30-day guitar challenge, day 7: Expand your chordal knowledge with these frozen-note chords

The 30-day guitar challenge culminates on World Guitar Day 2018, a massive 24-hour online celebration of the guitar on 29 September.

30-day guitar challenge: You may well be familiar with the concept of a pedal note - one that remains static, often in the bass, while other notes and chords move as normal. Let’s turn this concept on its head.

We’ll keep the bass line from our original chord progression, but repeat the first chord over all bass notes. As with regular pedal notes, the interesting bit is finding what unexpected note combinations arise.

The difficulty here is that we’re applying the pedal-point concept to several notes at once.

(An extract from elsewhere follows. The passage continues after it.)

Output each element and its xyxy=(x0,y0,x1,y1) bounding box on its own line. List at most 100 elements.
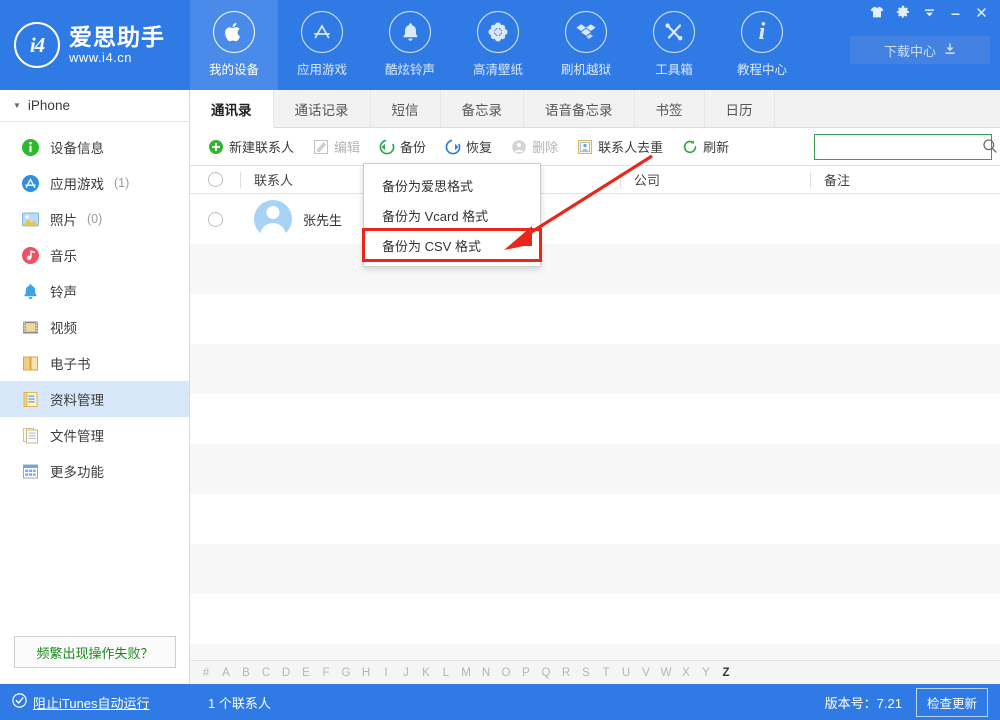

Be prepared for some pretty horrific experiments, as not all chord progressions will work. 

Generally speaking, it seems to help if your chords are all diatonic (all derived from the same scale or mode) or, failing that, if the chords change pretty quickly. At least that way, the dissonances are fleeting, and the bass part starts to sound like a riff! 

For our starting point above, we’re using a reasonably normal-sounding progression in E major. Get the sound in your head, and we’ll continue…


This one stays the same, because it’s the one we’ll repeat. We’ve used the top four notes, leaving the E and A strings free for the bass, but three would also work. In a band or home studio, you could divide the two tasks between bass and guitar.


This one works really well, as the C#m and E major chords share two of their three notes. The resulting chord here could also be interpreted as C#m7.


With no 3rd (C#), this chord has a nice open sound. Another potential name for it would be Amaj7sus2. Remember to experiment with different ways of playing both the chord (eg, arpeggios, strums) and the bass notes (eg, long, short), and also try putting the chords in different orders.


Another chord without a 3rd - the A note in the original F#m. Another interpretation of this one would have been F#9sus4, and some people also call it F#11, although that’s not strictly correct. Now over to you… experiment with your own ideas!